For anybody out there considering having an affair, please don't do it. You will be making the biggest mistake of your life if you do.

 

My husband and I are trying to recover from my affair and it is so hard and painful for us both with no guarantees that we can get through this. I look back now and see how weak and stupid I was to start the affair rather than deal with problems in my marriage.

 

I thought the affair was real but it was not. It was empty and shallow. I can see that an affair of nearly three years was more like dating somebody for three months. You see an idealised version of a person and it is like a drug. Everything is new and exciting but it's not real life. I have risked my marriage for nothing.

 

My husband and I are going through MC and I am also having IC. It is a slow and painful process but we want to work through this somehow. Rebuilding the relationship is so hard. The problems we had before the affair are now dwarfed by what I have done. I did the worst possible thing to my husband when I betrayed his trust in me. He may never trust me again and I cannot blame him for that. All I can do is try to prove to him that I do love him and that I want him and no one else. But that is so difficult. I mess up now and then as I try to recover from the affair but I have to accept that the pain I feel is nothing compared to what my husband feels. I hate what I have done to him.

 

So please if you are tempted to start an affair, don't do it. If there are problems in your marriage - deal with them, face up to that and either sort them out with your spouse or end the marriage. An affair will only cause more pain than you can imagine. Marriage is not just about the good times. The key is how you deal with the bad times. You cannot spend a life time with somebody without some problems now and then.

 

Please don't make my mistake.

  • Like 2
Posted

This is really good advice. I think many people have no idea just how painful this infidelity thing is for folks. I think the way it's glossed over and trivialized in books,on TV and in movies has folks beleiving it is not a big deal. And, it seems it is not really dealt with in premarital counseling.

Good luck recovering. I hear it takes a long time and lots of work.

Posted

Anne,

 

Just want to say thanks for this post. It is most heartfelt.

 

I am where you are..in recovery...dealing with the identical thoughts and feelings. Good luck to you.

  • Author
Posted
This is really good advice. I think many people have no idea just how painful this infidelity thing is for folks.

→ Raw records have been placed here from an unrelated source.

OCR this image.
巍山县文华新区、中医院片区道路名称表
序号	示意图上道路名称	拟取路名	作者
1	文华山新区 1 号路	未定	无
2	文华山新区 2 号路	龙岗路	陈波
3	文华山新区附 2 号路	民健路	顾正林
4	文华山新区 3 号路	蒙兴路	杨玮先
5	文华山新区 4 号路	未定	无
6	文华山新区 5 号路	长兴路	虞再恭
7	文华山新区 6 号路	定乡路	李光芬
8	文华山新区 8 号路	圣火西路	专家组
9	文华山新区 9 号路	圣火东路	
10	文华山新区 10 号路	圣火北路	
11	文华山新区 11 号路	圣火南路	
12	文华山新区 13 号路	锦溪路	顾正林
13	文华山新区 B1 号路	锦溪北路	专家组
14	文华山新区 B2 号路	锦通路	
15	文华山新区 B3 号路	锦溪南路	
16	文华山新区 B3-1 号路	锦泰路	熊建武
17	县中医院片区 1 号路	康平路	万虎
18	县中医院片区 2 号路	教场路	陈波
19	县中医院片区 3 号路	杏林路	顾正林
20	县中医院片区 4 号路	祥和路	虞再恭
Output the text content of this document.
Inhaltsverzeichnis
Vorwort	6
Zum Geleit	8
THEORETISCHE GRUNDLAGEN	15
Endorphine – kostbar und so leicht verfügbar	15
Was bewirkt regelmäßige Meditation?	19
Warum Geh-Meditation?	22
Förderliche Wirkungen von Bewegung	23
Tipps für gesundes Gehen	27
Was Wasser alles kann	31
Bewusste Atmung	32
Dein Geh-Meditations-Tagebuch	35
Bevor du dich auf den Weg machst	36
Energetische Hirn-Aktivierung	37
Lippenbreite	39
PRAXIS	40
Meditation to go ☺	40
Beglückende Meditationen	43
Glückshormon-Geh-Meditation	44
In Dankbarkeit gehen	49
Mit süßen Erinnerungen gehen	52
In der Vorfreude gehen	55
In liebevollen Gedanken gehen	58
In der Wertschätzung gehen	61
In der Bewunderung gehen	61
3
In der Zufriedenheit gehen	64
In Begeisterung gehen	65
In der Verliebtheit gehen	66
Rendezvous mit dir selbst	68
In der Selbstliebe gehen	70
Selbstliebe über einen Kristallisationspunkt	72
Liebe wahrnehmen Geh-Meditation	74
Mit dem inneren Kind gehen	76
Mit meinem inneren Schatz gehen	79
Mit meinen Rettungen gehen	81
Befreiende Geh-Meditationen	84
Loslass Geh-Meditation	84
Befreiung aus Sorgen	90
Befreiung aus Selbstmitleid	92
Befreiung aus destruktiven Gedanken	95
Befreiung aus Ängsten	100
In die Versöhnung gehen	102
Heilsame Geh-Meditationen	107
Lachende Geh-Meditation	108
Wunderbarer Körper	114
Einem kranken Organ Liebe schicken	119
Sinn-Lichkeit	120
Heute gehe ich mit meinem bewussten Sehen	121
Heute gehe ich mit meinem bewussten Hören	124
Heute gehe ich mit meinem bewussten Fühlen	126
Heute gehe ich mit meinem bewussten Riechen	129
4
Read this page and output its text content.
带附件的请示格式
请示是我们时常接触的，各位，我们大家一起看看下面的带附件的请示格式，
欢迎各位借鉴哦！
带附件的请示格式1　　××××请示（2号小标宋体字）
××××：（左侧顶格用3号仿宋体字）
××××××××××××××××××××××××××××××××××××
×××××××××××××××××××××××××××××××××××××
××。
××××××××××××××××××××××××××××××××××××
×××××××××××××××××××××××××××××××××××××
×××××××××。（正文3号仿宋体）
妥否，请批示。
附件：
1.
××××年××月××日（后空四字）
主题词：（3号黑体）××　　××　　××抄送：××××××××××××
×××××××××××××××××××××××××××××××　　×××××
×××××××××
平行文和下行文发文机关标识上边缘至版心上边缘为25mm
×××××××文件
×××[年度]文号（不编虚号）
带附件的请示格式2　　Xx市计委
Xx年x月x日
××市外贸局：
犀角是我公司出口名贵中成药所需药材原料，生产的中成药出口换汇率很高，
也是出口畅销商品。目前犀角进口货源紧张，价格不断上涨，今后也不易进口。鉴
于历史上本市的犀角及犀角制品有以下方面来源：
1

I think the way it's glossed over and trivialized in books,on TV and in movies has folks beleiving it is not a big deal. And, it seems it is not really dealt with in premarital counseling.

Good luck recovering. I hear it takes a long time and lots of work.

 

 

These last few months have probably been the most painful I have ever gone through. It is the same for my husband too. We both feel so tired and emotionally drained by all this but we still want to make our marriage work. We have setbacks - the last one was on Friday evening - but we are making progress, albeit very slow. But anything faster would be glossing over the problems and that is not going to help anybody.

 

What is good is that we are making plans for the future now. It might only be 2 or 3 months into the future but that is a big deal to us both compared to how close we have been to breaking up at times. I also know that feelings I had for my husband are returning. I never stopped loving him but I guess I had put barriers up. Now that they are coming down, the feelings of being in love with my husband are growing. I actually don't think those feelings ever went but they were neglected.

 

We are trying to do more things together, to talk about how we feel (and sometimes agree not to talk at times), support each other and tell each other how much we love each other. For a long time, my husband could not say those words - I had hurt him too much - but now he will and I feel so lucky that he has given me this chance. I cannot imagine spending my life with anyone else.

  • Like 1
Posted

Good post. I don't think people realize the scar that is left from infidelity.

 

I also don't think that the WS really understands that even if the marriage survives, that the WS is no longer seen in the same light any longer. Can it be good again? Maybe. But never completely at peace will the BS ever be again.